Mise en place en 2005, la CIP s’adresse à de jeunes danseuses et danseurs ayant achevé leurs études de danse. Elle leur permet de suivre les classes techniques et de participer aux répétitions, et à certaines créations ou reprises aux côtés des danseurs du ballet. 
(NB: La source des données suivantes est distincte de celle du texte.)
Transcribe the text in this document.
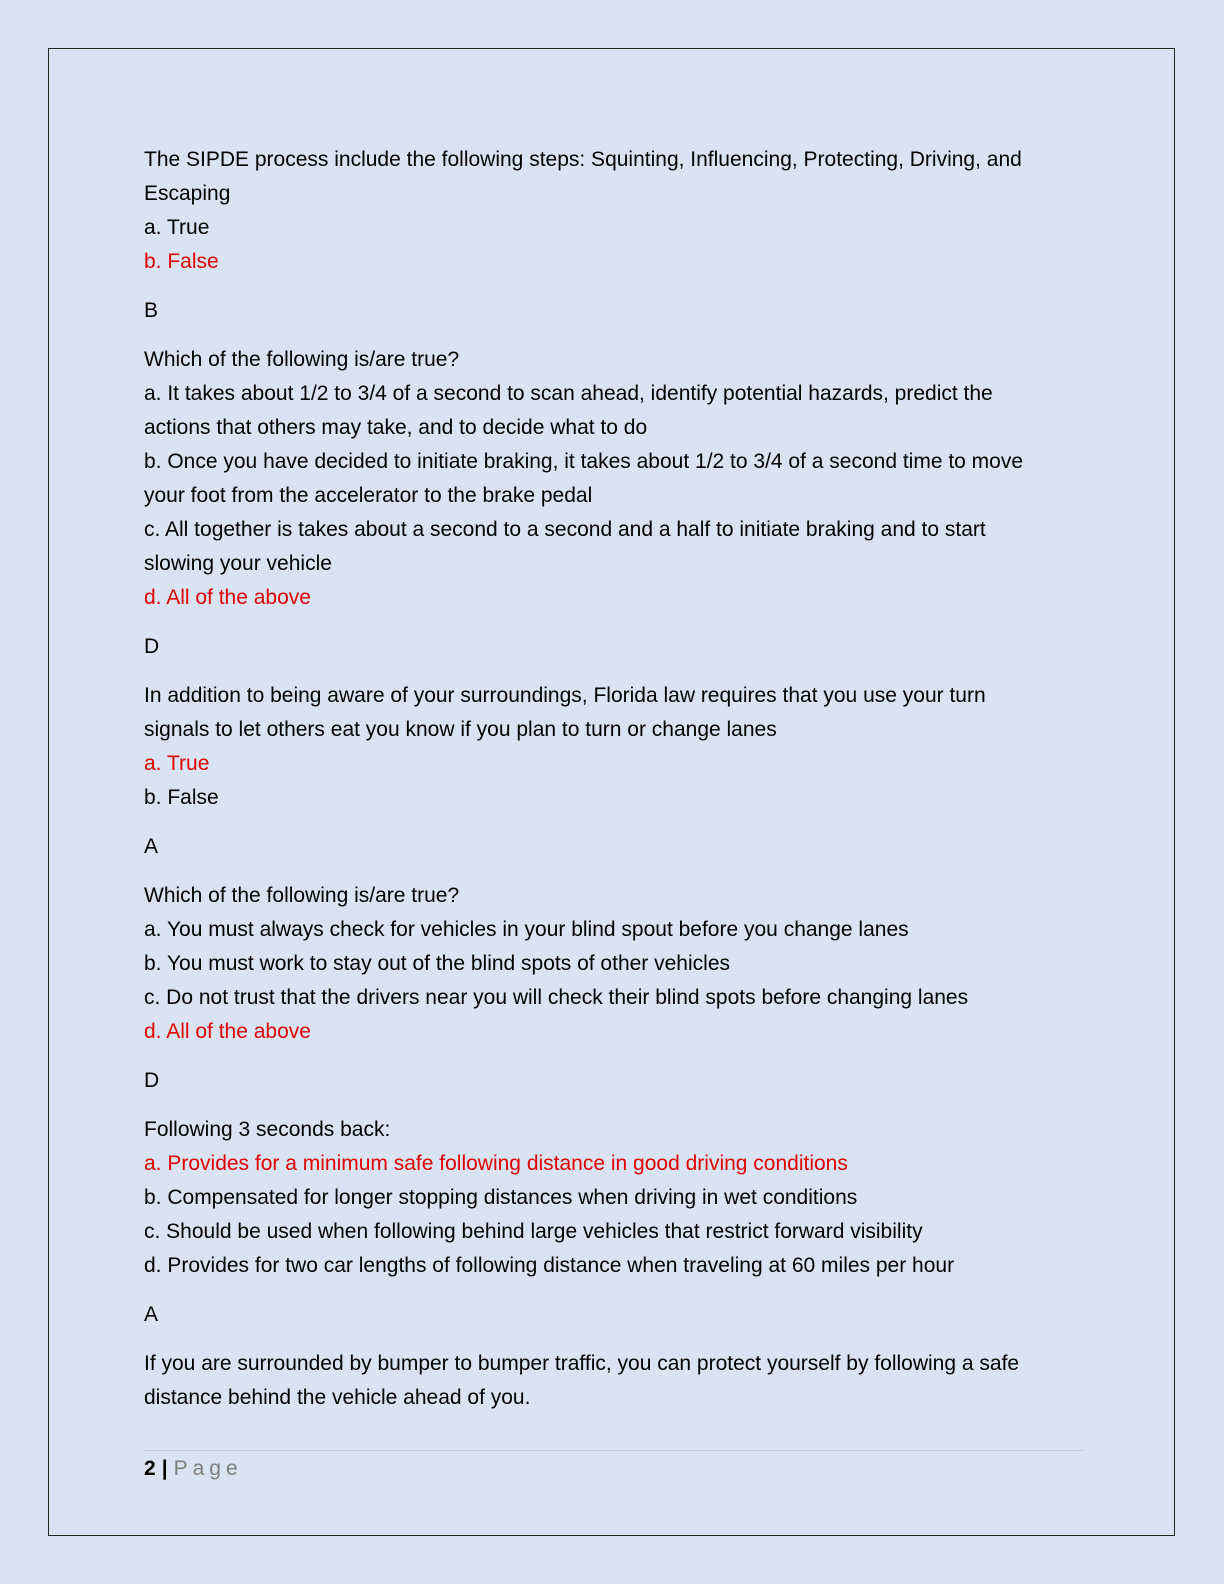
The SIPDE process include the following steps: Squinting, Influencing, Protecting, Driving, and

Escaping

a. True

b. False

B

Which of the following is/are true?

a. It takes about 1/2 to 3/4 of a second to scan ahead, identify potential hazards, predict the

actions that others may take, and to decide what to do

b. Once you have decided to initiate braking, it takes about 1/2 to 3/4 of a second time to move

your foot from the accelerator to the brake pedal

c. All together is takes about a second to a second and a half to initiate braking and to start

slowing your vehicle

d. All of the above

D

In addition to being aware of your surroundings, Florida law requires that you use your turn

signals to let others eat you know if you plan to turn or change lanes

a. True

b. False

A

Which of the following is/are true?

a. You must always check for vehicles in your blind spout before you change lanes

b. You must work to stay out of the blind spots of other vehicles

c. Do not trust that the drivers near you will check their blind spots before changing lanes

d. All of the above

D

Following 3 seconds back:

a. Provides for a minimum safe following distance in good driving conditions

b. Compensated for longer stopping distances when driving in wet conditions

c. Should be used when following behind large vehicles that restrict forward visibility

d. Provides for two car lengths of following distance when traveling at 60 miles per hour

A

If you are surrounded by bumper to bumper traffic, you can protect yourself by following a safe

distance behind the vehicle ahead of you.

2 | Page
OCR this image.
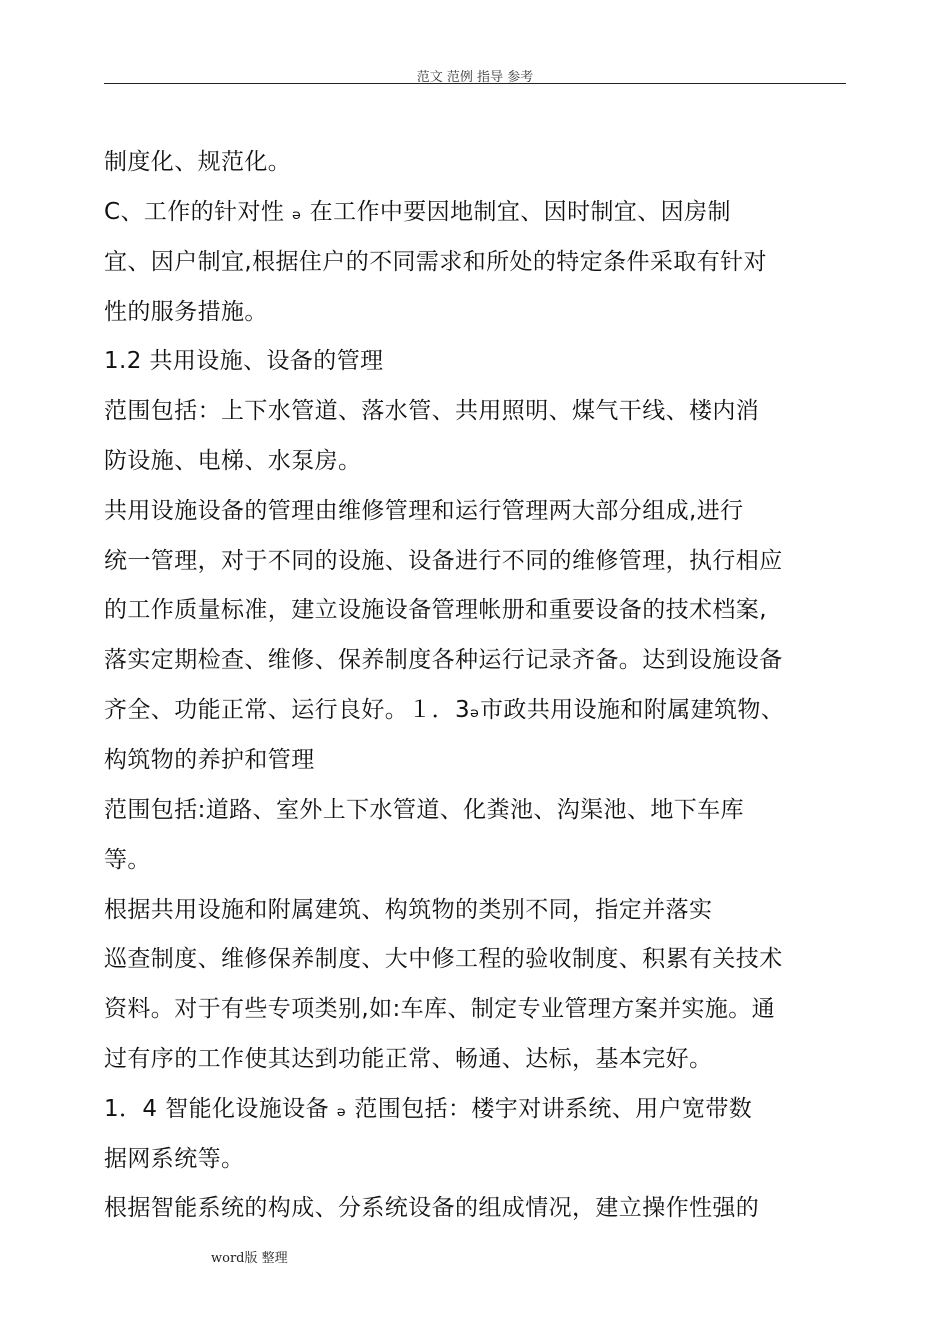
范文 范例 指导 参考
制度化、规范化。
C、工作的针对性 ﻿ₔ 在工作中要因地制宜、因时制宜、因房制
宜、因户制宜,根据住户的不同需求和所处的特定条件采取有针对
性的服务措施。
1.2 共用设施、设备的管理
范围包括：上下水管道、落水管、共用照明、煤气干线、楼内消
防设施、电梯、水泵房。
共用设施设备的管理由维修管理和运行管理两大部分组成,进行
统一管理，对于不同的设施、设备进行不同的维修管理，执行相应
的工作质量标准，建立设施设备管理帐册和重要设备的技术档案,
落实定期检查、维修、保养制度各种运行记录齐备。达到设施设备
齐全、功能正常、运行良好。１．3ₔ市政共用设施和附属建筑物、
构筑物的养护和管理
范围包括:道路、室外上下水管道、化粪池、沟渠池、地下车库
等。
根据共用设施和附属建筑、构筑物的类别不同，指定并落实
巡查制度、维修保养制度、大中修工程的验收制度、积累有关技术
资料。对于有些专项类别,如:车库、制定专业管理方案并实施。通
过有序的工作使其达到功能正常、畅通、达标，基本完好。
1．4 智能化设施设备 ₔ 范围包括：楼宇对讲系统、用户宽带数
据网系统等。
根据智能系统的构成、分系统设备的组成情况，建立操作性强的
word版 整理
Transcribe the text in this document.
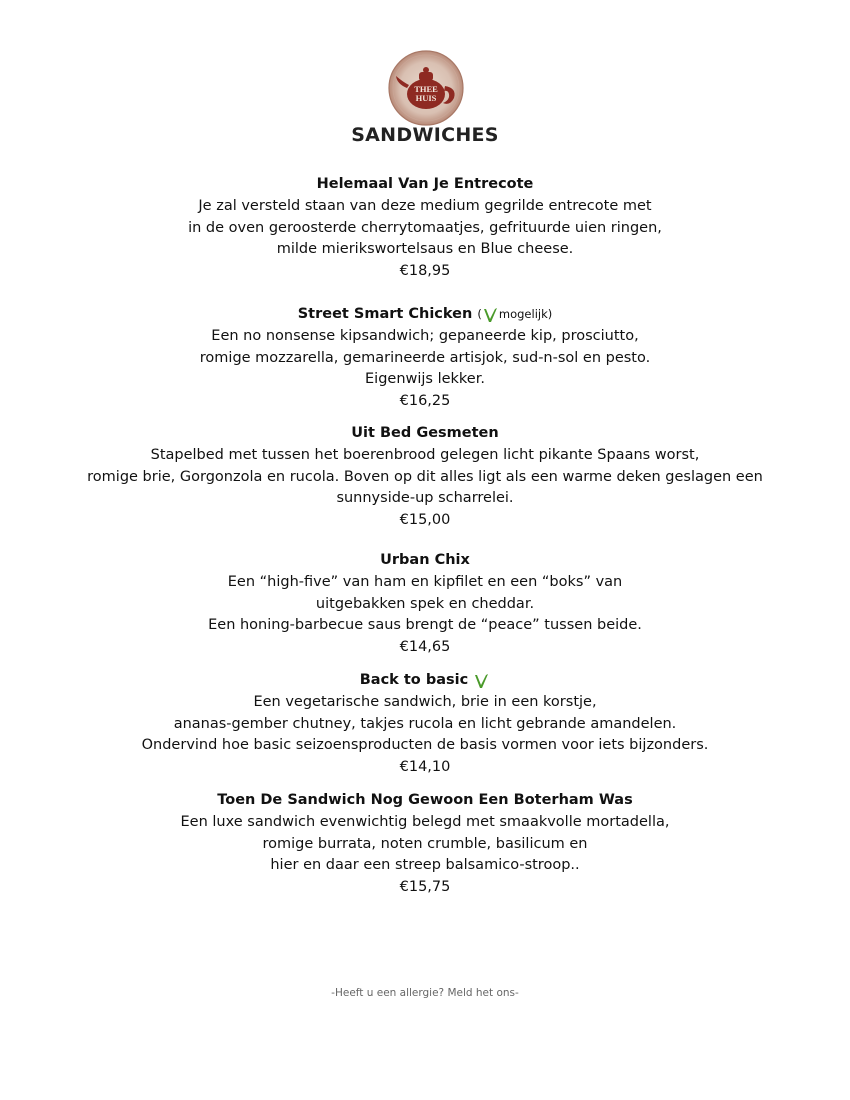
THEE
HUIS
SANDWICHES
Helemaal Van Je Entrecote
Je zal versteld staan van deze medium gegrilde entrecote met
in de oven geroosterde cherrytomaatjes, gefrituurde uien ringen,
milde mierikswortelsaus en Blue cheese.
€18,95
Street Smart Chicken ( mogelijk)
Een no nonsense kipsandwich; gepaneerde kip, prosciutto,
romige mozzarella, gemarineerde artisjok, sud-n-sol en pesto.
Eigenwijs lekker.
€16,25
Uit Bed Gesmeten
Stapelbed met tussen het boerenbrood gelegen licht pikante Spaans worst,
romige brie, Gorgonzola en rucola. Boven op dit alles ligt als een warme deken geslagen een
sunnyside-up scharrelei.
€15,00
Urban Chix
Een “high-five” van ham en kipfilet en een “boks” van
uitgebakken spek en cheddar.
Een honing-barbecue saus brengt de “peace” tussen beide.
€14,65
Back to basic
Een vegetarische sandwich, brie in een korstje,
ananas-gember chutney, takjes rucola en licht gebrande amandelen.
Ondervind hoe basic seizoensproducten de basis vormen voor iets bijzonders.
€14,10
Toen De Sandwich Nog Gewoon Een Boterham Was
Een luxe sandwich evenwichtig belegd met smaakvolle mortadella,
romige burrata, noten crumble, basilicum en
hier en daar een streep balsamico-stroop..
€15,75
-Heeft u een allergie? Meld het ons-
Bonjour Carlo, peux-tu te présenter ?

Je m’appelle Carlo Schiavo. J’ai commencé la danse à l’âge de 6 ans avec ma cousine, à Naples. Au début, je considérais cela comme un jeu. Puis, quand ma famille a déménagé au nord de l’Italie, il a été difficile de trouver une partenaire de danse, il n’y avait plus ma cousine. J’ai alors commencé la danse classique sur les conseils de certains professeurs. Ils m’ont aussi expliqué qu’en faisant de la danse classique, j’aurais plus d’opportunités professionnelles. Ensuite, nous sommes retournés à Naples. Je suis entré à l’école Mara Fusco, qui est une très bonne école privée de danse. Il y avait, dans le jury, la directrice de l’Ecole Supérieure de Danse de Cannes Rosella Hightower. L’année suivante, j’y ai réalisé un stage au mois d’août et un an après, j’ai passé l’audition pour l’intégrer. J’y suis donc entré en 2010 alors que j’allais avoir 16 ans. J’y suis resté de 2010 à 2015, après quoi, j’ai passé l’audition pour entrer au CCN – Ballet de Lorraine. En parallèle, j’ai passé mon baccalauréat en France et j’ai aussi obtenu une licence en Arts du Spectacle.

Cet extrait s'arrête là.